In the new move, Oriental Bank and United Bank is to merge with the Punjab National
Bank, Canara Bank with Syndicate Bank, Union Bank of India and Andhra Bank with
Corporation Bank, and Indian Bank with Allahabad Bank. The belief is simple: Big
banks can lend effectively, mobilise deposits efficiently and meet priority sector
lending norms better.

But experts say Sitharaman has only announced what P Chidambaram sought to do
through his push for a bank consolidation in 2011-12, when he was finance minister.

“The government only appears to be showing that it is doing something. This reform
is no different from what Chidambaram had proposed. It's just that it's being done
on a massive scale. This government announces these measures with grand plans which
tend to wreck the economy—whether it be demonetisation, GST or these reforms,” says
Hemindra Hazari, an independent banking analyst.

In the second term, the Narendra Modi-led government has severe economic headaches
to deal with: The economy has slowed to a six-year-low of 5 percent for Q1FY20,
employment is still not being created and consumption has dropped off. The merger
is Sitharaman’s way of pushing for big reforms.

But the mergers will be tricky and are unlikely to aid growth. “The consolidation
would limit downside to stressed public-sector bank (PSB) balance sheets and not
lead to any meaningful upside for credit growth in the near term,” says Avneesh
Sukhija, senior analyst (financial services and real estate) at BNP Paribas in
India. “Small PSBs with diminishing brand value will now be subsumed in the merged
entity and hence won’t require a bailout from the RBI or the government.”

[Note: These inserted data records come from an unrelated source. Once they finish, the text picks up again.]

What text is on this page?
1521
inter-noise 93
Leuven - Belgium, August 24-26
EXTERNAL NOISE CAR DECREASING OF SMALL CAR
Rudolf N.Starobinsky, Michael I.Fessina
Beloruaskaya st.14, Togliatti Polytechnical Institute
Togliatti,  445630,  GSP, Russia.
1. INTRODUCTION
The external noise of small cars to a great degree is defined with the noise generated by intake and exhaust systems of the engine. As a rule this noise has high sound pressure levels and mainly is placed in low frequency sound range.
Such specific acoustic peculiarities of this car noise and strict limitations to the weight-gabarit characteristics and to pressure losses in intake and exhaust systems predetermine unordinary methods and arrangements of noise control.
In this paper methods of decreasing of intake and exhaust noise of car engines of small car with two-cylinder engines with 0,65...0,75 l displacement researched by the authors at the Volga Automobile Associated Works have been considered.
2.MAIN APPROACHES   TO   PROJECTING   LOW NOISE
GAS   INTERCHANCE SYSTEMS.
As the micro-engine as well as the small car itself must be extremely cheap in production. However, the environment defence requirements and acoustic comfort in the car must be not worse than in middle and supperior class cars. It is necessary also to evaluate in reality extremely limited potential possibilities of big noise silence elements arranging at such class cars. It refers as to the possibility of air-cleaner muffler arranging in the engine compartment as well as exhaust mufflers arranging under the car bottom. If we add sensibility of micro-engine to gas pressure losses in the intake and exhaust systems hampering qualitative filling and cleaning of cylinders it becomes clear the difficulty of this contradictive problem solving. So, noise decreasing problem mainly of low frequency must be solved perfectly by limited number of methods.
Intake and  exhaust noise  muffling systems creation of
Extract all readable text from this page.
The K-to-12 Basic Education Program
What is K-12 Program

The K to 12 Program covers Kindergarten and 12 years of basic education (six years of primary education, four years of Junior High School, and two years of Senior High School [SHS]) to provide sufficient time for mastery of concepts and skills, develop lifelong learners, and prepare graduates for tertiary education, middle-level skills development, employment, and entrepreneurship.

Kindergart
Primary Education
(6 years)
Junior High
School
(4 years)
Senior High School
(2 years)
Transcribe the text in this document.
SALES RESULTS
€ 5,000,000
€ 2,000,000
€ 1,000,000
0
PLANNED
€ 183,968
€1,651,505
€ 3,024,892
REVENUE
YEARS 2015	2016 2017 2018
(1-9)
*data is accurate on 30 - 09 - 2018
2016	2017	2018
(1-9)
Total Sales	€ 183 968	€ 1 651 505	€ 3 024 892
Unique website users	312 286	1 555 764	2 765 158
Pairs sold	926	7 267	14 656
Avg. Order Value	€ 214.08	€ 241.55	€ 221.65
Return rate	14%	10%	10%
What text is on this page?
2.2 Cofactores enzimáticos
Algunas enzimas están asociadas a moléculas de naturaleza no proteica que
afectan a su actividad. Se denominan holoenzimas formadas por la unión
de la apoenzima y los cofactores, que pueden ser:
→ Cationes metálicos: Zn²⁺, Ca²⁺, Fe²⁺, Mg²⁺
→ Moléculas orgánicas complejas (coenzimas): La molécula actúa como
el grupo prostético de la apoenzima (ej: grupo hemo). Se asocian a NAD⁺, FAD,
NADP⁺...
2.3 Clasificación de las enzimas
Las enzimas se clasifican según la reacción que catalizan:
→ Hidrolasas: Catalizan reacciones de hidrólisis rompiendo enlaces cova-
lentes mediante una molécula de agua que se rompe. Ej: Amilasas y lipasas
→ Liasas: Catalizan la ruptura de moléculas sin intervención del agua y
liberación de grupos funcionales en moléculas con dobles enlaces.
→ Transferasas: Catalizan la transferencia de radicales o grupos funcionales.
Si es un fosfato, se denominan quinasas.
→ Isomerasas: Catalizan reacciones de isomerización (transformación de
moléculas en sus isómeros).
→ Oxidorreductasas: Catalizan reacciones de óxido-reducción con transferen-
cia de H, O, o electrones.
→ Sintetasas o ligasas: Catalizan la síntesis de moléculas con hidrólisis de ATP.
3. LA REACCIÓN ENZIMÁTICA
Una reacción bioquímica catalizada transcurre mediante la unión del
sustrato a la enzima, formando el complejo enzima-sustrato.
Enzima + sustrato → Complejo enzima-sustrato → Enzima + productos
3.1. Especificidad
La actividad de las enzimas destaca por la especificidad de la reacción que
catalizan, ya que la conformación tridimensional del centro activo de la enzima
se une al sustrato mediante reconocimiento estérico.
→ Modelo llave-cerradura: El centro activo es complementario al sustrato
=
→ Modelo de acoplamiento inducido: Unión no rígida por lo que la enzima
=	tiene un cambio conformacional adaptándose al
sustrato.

ICRA’s vice president and financial sector head Anil Gupta says, “In the near term,
the integration issues such as realignment of organisation structure, redeployment
of staff members across various branches and verticals among the merging banks may
occupy the management bandwidth. This may impact decision-making and credit flow.”

BNP’s Sukhija believes that the merger is neutral for two anchor banks—PNB and
Union Bank, stronger for Canara Bank and weaker for Indian Bank. ICRA’s Gupta also
sees an integration challenge for Indian Bank with Allahabad Bank due to
differences in its geographies and work culture. A similar challenge will be faced
by Union Bank too.

Technology was at the forefront of the merger plan and banks with common platform
are to be merged. Fair point. Despite this, each bank has different internal
banking processes that need to be realigned. This was a sticky issue with the State
Bank of India (SBI)-associate banks’ merger.

What got the government so confident that mega-bank mergers can work? In recent
years, India has seen three bank mergers with varying success; ING Vysya with Kotak
Mahindra in 2015; SBI’s five associates and Bharatiya Mahila Bank with parent SBI
in 2016-17 and Vijaya Bank and Dena Bank with Bank of Baroda.

The Kotak-ING merger worked well. SBI’s merger had hiccups which finally saw post-
merger staff strength at 278,872, after around 3,600 people took VRS. So, in these
new mergers, while Sitharaman has promised that there will be no retrenchments,
administrative branches will be rationalised and VRSs offered. The biggest
challenge for the mergers could stem from this as well as creating a leadership
structure.

Says Hazari: “On an excel sheet or from an accounting purpose, mega-mergers seem to
be neat and tidy, but in practice they are messy.”